Надя, чувствуя, как к лицу и затрепетавшему сердцу прилила горячая волна, тоже наклонилась.
— Дай вам бог!.. Дай вам бог!.. — торопливо сказал старик, на минуту подняв и придвинув к их низко опущенным головам икону. Он хотел было сказать еще что-то, но от подступивших слез в горле у него вдруг захрипело, и слова застряли…
Немного погодя в парамоновском пятистенке — хата и горница — наперебой звучали молодые веселые голоса. Матвей Семенович, деловито суетясь, сияя всеми своими морщинами, взялся в первую очередь за печурку. Он как раз растапливал ее, когда Алексей постучал и крикнул ему в окно. Старик совал в печурку ржаную, копной лежавшую посреди пола солому, помешивал кочергой. Жестяная, под потолком, труба — через всю хату, от окна и до печи — пощелкивала, сразу же начиная алеть: сперва снизу, а потом все выше и выше, и по хате, а через открытую дверь и по горнице ощутимо полилось тепло.
Мишка суетился еще больше деда и ни на шаг не отступал от служивых, отогревавшихся у трубы. Они уже разделись и были в одних гимнастерках, хоть и не новых, но ловко сидевших на них под туго-натуго затянутыми ремнями. Поводя восторженными глазенками, Мишка втискивался между служивыми, прижимался стриженой головой то к дяде, то к тетке и без умолку звенел, мешая их разговору со стариком.
— Да угомонись хоть трошки, окаянный! Вот вьюн бесхвостый! — ласково покрикивал на него Матвей Семенович. — Дай слово-то сказать!
Федор внес со двора переметные сумы, отвязав их от седел, и Надя принялась оделять племянника гостинцами: пряниками, кренделями, конфетами, в бумажках и без бумажек. В Мишкину пригоршню гостинцы не умещались, и Надя стала запихивать их в карманы его влажных от растаявшего снега штанишек. Мишка застеснялся и хотел было отойти, но Надя, смеясь, удерживала его за подол рубахи.
— Подождите же вы с ним! Надя, Надюша… Федя! Ну, и репей! Что ж вы не войдете! Дайте же поглядеть на вас! — слабым голосом кликала из горницы Настя, еще не поднявшаяся с постели после родов.
— Дитя простудим, мы же ледяные. Минуточку, оттаем вот, — отозвалась Надя.

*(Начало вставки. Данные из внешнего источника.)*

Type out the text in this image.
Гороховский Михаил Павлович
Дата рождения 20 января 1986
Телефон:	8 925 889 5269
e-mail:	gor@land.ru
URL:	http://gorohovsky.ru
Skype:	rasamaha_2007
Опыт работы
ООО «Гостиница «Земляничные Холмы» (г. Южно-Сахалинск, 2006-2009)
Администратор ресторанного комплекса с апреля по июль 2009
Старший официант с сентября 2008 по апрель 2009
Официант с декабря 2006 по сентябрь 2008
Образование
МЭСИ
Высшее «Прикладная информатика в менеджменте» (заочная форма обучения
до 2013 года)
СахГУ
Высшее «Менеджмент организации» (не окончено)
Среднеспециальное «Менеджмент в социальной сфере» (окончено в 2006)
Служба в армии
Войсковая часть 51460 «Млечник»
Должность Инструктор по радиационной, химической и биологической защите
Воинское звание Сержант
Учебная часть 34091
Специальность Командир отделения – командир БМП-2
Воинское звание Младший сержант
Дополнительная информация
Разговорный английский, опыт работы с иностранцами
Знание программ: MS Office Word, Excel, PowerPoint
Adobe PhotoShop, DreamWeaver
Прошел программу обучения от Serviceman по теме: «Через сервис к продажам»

— Не простудите. Дите укрыто у меня.
Надя отпустила племянника и незаметно прихорошилась, как бы готовясь показаться самому придирчивому человеку. Ощупывая тонкими пальцами голову, она поправила прическу — зашпиленный тяжелый жгут волос, с гарусным, в мелком блестящем стеклярусе шлычком на затылке; одернула суконную, поверх армейских брюк, юбку. Ростом по плечо Федору, была она все еще подбористая и статная, несмотря на беременность. В глубине души Надя немножко побаивалась старшую сноху, хозяйку дома, и, направляясь к ней в горницу, полуосвещенную светом из хаты, потянула за собой Федора.
Вошел со двора Алексей. Обметаясь у порога, глядя на сына и старика, заулыбался: Мишка подпрыгивал возле кочегарившего, разомлевшего деда и все подносил к его лицу пригоршню гостинцев, заставляя его «покушать» на выбор, «налюбка».
— Отстань от меня, вьюн, наскочишь на кочергу! У меня зубов нет, чем я буду кушать?
— Хо, чем! А ты пососи, — советовал Мишка и, как бы дразня деда, пошевеливал большим пальцем верхнюю конфетку в светленькой обертке, на которой был нарисован красный, вытянувший клешни рак.